Something for a Friday afternoon that could be a trick question: Which have performed better this year: emerging markets or developed markets? According to Eastspring, EMs are the clear winner: “17.0% net gains to end July, [while] developed markets lagged at 13.1%.” But the real kicker is that “EMs remain deeply undervalued: at 14x forward price-to-earnings, they are 30% cheaper than DMs and a striking 42% cheaper than the US”. In other words, even after a decent run, they still remain a bargain. As their strategists put it, “Add in the low price-to-book ratios and higher dividend yields versus the US, and the case for EMs becomes more compelling.” Hard to argue with that, reckons Spy.
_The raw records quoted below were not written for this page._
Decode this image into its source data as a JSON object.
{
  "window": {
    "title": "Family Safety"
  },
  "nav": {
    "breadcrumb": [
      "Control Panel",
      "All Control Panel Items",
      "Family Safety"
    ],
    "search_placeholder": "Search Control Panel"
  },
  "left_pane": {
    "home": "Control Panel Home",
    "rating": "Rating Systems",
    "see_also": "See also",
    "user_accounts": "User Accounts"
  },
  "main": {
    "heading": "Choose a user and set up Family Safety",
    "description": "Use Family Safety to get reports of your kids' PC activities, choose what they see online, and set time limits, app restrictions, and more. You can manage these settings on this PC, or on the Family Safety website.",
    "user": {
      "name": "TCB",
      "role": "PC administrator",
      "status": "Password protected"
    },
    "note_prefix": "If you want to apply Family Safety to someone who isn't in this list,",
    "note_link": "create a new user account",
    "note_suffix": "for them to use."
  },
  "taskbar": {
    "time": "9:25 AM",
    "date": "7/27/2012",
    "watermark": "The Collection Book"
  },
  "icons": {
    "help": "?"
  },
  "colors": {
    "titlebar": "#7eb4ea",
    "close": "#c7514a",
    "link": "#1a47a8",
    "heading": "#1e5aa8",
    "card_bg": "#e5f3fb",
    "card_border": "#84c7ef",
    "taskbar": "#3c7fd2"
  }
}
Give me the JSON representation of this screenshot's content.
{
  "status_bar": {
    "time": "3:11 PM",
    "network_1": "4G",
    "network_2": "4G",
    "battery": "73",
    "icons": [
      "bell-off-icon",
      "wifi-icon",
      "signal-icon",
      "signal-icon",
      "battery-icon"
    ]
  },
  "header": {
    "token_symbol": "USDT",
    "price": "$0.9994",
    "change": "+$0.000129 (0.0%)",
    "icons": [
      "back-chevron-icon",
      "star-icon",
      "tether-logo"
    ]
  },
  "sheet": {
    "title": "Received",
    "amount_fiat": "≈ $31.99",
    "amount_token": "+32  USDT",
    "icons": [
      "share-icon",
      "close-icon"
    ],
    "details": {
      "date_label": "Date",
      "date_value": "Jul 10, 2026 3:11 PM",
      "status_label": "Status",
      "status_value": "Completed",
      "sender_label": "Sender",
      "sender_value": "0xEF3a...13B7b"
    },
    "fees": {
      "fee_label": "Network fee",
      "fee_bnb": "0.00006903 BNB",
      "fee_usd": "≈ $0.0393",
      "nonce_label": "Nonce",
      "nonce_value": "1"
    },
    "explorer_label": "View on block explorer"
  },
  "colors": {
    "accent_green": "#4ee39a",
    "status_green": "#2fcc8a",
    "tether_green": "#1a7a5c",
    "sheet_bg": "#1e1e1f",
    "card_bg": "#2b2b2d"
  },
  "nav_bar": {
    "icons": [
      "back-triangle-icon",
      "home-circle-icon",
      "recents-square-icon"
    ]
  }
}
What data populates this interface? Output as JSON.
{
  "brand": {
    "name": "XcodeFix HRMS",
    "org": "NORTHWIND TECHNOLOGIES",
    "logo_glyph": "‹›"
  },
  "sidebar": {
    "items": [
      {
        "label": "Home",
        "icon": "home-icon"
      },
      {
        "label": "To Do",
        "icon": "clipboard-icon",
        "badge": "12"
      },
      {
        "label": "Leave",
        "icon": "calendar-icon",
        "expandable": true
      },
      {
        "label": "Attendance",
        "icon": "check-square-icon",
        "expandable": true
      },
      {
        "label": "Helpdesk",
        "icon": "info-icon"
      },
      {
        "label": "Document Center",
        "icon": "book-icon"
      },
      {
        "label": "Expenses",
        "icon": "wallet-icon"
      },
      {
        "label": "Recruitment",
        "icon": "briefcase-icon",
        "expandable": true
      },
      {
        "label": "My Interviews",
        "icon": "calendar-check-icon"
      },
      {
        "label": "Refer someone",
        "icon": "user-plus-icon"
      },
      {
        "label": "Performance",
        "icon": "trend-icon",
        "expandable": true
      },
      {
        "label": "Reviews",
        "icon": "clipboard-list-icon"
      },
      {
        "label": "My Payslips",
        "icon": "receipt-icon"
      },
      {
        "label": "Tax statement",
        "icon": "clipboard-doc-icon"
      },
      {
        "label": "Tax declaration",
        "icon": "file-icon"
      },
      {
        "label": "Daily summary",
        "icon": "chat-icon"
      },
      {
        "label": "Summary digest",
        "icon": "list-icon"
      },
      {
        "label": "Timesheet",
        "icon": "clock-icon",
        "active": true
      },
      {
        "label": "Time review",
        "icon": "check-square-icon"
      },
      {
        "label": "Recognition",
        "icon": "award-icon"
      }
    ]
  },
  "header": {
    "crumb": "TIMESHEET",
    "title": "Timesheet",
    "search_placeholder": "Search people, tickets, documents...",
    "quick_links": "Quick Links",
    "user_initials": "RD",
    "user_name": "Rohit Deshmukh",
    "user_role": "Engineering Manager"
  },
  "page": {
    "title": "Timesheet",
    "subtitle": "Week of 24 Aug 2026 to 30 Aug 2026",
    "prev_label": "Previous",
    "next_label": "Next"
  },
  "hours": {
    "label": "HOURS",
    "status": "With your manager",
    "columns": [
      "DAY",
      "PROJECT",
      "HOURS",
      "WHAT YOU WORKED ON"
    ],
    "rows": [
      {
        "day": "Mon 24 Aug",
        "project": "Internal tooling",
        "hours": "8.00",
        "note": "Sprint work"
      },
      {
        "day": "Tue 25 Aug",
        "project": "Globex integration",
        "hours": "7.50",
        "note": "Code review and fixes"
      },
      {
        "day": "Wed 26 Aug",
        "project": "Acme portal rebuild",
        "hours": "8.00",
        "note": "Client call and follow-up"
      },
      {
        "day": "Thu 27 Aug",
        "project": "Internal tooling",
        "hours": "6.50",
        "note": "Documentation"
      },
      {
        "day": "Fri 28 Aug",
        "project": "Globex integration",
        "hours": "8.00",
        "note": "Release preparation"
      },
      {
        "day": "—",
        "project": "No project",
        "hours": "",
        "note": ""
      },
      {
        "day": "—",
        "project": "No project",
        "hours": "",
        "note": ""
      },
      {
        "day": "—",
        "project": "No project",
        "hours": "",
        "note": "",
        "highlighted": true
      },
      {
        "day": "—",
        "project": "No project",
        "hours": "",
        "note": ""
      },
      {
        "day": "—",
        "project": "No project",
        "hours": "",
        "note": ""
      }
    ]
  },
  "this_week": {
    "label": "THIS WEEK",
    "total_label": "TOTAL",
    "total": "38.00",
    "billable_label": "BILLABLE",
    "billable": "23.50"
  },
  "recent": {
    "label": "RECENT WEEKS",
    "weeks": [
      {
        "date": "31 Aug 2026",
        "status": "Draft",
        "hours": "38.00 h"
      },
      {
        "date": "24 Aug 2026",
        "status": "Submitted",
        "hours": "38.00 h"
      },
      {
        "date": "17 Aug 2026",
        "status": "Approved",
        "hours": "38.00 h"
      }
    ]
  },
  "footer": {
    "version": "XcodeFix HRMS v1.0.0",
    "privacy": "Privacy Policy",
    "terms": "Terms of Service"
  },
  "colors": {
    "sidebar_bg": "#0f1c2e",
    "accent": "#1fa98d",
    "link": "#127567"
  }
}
The stock market has often been described as “a casino” in the last few decades. Gamified trading platforms, talking head TV shows with exuberant pundits, the listing of crazy ideas and SPACs – all add up to a lively picture, for sure. And, in some ways, the vision is quite right. What is the best performing stock in the last five years and how did it do? If your answer is Nvidia, with its 1400% return, you are not even in the ballpark. According to Stock Analysis, a specialist investor service, the best performing company is Applied Digital Corporation. This firm “designs, develops, and operates digital infrastructure solutions to high-performance computing and artificial intelligence industries in North America.” Its stock is up a blistering 28,400% in just 60 months, making early Bitcoin investors jealous. Choosing the right number on a roulette table only gives a 3,500% return, by comparison…casino, indeed. You just have to choose the right stock. Ah, there’s the rub.
The news broke this week that Hong Kong tycoon Albert Yeung, chairman of Emperor Group, has sold his wine collection for a decent HK$17.7m ($2.27m) in an auction. The sale of 161 lots included bottles from renowned wine makers, Domaine de la Romanee-Conti, Petrus and Chateau Palmer. While it is a big number, Spy’s loyal and thirsty readers may be interested to know that the most expensive single bottle of wine ever sold at auction was a 1945 Domaine de la Romanée-Conti bottle, which fetched $558,000 (including buyer’s premium) at Sotheby’s in New York on 13 October 2018.
Spy’s quote of the week comes from an anonymous writer, “The path to inner peace begins with four little words: “not my bloody problem’”. If only.